Oleh Romo Albertus Herwanta, O. Carm
TEMPUSDEI.ID (14 MARET 2021)
Belajar dari sejarah membuat orang lebih bijaksana. Minimal tidak mengulangi kesalahan yang sama. Meski manusia lebih cerdas daripada keledai, dalam menghadapi kesalahan manusia kerap kalah. Bukankah keledai tidak akan terantuk pada batu yang sama, tetapi manusia kerap melakukan kesalahan yang itu lagi?
Sejarah umat Israel menunjukkan manusia yang berulang kali melakukan kesalahan yang sama. Mengabaikan hukum Tuhan, melanggar sabat dan menghina nabi-nabi yang diutus-Nya untuk menegur dan mendidik mereka.
Akibatnya, negeri mereka diserbu bangsa Kasdim, rumah sembahyang mereka dihancurkan dan yang selamat dari mata pedang dibuang ke Babel. Tujuh puluh tahun (sepuluh kali tahun sabat) mereka dalam pembuangan. Berkat bantuan Allah yang menggunakan raja Koresh dari Persia mereka dibawa kembali pulang ke negerinya. Dipulihkan.

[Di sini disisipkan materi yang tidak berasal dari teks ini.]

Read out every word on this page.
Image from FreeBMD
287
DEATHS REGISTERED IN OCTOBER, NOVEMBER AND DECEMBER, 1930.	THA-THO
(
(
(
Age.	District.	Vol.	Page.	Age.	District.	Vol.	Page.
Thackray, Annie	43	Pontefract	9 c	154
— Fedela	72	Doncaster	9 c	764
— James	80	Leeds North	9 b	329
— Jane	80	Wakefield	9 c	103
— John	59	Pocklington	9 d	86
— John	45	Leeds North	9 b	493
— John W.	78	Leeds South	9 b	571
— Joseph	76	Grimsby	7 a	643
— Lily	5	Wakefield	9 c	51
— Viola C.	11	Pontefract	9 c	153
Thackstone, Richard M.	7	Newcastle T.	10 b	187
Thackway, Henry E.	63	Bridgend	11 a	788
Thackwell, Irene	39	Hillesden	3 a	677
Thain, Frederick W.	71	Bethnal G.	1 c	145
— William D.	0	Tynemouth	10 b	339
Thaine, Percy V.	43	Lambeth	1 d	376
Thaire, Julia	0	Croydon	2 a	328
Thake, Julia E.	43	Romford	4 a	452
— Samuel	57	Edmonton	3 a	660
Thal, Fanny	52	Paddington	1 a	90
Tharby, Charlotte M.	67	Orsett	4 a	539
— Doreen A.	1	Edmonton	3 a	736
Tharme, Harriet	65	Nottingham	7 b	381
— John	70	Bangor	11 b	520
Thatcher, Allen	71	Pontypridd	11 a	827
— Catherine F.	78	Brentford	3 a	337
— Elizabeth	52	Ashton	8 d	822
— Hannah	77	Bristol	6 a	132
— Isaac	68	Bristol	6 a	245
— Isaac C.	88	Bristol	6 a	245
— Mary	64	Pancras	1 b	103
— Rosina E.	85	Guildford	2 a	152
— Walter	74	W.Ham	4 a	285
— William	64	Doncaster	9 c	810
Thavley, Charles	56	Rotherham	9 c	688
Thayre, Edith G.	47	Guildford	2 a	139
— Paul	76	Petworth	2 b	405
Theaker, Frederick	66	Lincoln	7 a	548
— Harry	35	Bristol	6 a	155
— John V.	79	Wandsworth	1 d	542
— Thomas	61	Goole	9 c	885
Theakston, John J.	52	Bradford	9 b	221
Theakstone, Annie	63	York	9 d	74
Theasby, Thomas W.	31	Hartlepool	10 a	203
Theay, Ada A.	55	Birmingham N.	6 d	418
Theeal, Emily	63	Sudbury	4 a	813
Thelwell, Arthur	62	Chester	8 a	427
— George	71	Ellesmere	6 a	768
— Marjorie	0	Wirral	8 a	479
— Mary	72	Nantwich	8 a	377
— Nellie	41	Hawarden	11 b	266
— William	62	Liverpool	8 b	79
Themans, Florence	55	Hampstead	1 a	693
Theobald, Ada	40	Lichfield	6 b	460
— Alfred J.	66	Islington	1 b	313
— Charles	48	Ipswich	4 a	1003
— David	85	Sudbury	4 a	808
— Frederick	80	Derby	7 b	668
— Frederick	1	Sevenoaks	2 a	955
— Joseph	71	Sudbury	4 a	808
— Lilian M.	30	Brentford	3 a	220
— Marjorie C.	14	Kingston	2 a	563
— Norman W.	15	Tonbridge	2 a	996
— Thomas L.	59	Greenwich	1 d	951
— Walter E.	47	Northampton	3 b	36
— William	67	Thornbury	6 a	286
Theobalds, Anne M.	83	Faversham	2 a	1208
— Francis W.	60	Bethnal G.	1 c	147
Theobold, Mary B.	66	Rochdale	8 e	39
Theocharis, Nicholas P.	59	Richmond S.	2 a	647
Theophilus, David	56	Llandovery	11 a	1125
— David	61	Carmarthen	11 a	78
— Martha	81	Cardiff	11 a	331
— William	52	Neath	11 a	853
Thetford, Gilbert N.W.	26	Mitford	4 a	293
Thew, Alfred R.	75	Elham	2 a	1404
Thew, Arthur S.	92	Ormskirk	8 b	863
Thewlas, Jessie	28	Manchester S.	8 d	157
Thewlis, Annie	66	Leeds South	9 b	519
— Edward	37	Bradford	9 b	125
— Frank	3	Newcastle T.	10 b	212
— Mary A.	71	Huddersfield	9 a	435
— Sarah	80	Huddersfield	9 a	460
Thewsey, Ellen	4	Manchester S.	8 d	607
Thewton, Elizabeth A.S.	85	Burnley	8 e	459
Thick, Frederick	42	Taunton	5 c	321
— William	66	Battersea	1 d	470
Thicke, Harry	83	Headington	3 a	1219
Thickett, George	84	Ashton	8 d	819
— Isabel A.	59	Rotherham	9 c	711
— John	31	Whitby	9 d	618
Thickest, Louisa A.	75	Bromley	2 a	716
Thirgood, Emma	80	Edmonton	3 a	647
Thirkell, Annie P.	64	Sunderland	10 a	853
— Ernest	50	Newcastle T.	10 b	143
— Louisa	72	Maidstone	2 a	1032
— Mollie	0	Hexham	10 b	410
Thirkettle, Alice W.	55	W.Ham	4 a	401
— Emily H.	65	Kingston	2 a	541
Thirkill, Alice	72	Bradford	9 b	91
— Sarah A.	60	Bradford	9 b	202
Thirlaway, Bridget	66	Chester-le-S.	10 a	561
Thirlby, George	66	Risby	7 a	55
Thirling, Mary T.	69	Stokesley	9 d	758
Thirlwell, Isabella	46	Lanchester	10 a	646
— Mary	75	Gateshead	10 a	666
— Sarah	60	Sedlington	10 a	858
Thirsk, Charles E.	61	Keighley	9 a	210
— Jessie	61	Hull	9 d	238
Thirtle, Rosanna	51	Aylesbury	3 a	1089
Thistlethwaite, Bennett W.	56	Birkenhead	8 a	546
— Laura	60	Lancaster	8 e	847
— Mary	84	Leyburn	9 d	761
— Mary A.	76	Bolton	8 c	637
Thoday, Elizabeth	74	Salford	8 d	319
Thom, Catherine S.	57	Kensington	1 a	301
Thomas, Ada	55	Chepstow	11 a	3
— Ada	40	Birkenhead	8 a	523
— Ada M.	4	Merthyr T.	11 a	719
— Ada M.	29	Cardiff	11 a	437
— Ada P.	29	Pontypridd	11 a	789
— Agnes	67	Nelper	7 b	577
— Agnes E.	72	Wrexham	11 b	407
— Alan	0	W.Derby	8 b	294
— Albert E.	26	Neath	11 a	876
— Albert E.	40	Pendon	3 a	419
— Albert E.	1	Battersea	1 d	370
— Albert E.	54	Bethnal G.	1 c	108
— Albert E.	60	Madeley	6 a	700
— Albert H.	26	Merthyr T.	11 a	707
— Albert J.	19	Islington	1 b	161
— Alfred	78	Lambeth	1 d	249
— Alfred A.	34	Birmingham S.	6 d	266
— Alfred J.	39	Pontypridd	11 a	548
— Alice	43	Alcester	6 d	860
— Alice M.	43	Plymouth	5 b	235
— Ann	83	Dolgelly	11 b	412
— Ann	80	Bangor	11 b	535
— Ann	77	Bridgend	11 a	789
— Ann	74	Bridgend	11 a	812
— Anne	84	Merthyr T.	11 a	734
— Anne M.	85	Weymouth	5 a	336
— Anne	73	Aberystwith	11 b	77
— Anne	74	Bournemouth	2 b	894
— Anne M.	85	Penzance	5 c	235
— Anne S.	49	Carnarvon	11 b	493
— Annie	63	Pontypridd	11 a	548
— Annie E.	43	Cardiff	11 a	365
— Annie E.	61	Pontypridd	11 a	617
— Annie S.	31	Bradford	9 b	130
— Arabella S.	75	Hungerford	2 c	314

Sang Guru Kehidupan yang dijumpai oleh Nikodemus pada waktu malam bersabda, “Begitu besar kasih Allah akan dunia ini, sehingga Ia telah mengaruniakan Anak-Nya yang tunggal, supaya setiap orang yang percaya kepada-Nya tidak binasa, melainkan beroleh hidup yang kekal” (Yoh 3: 16). Nikodemus menganggapnya sebagai guru (rabbi).
Lebih dari seorang rabbi, Dia diutus ke dunia untuk mengingatkan dan mengajar supaya orang percaya kepada Allah. Dia datang bukan untuk diri-Nya sendiri, tetapi untuk menyatakan kasih Allah. Yang diharapkan adalah orang menjadi percaya dan diselamatkan.
Bagaimana tanggapan manusia? Hanya sebagian yang percaya. Sisanya masih belum juga mau percaya. Apakah mereka tidak belajar dari sejarah umat Israel yang karena mengabaikan Tuhan kemudian dibawa ke pembuangan?
Pembuangan bangsa Israel itu diakhiri dengan membawa mereka kembali ke negerinya. Bukankah orang-orang yang tidak mau percaya kepada utusanTuhan ini juga akan dibuang? Tidak dibuang di dunia ini sehingga masih bisa dipulihkan, tetapi dalam pembuangan abadi; pembuangan kedua.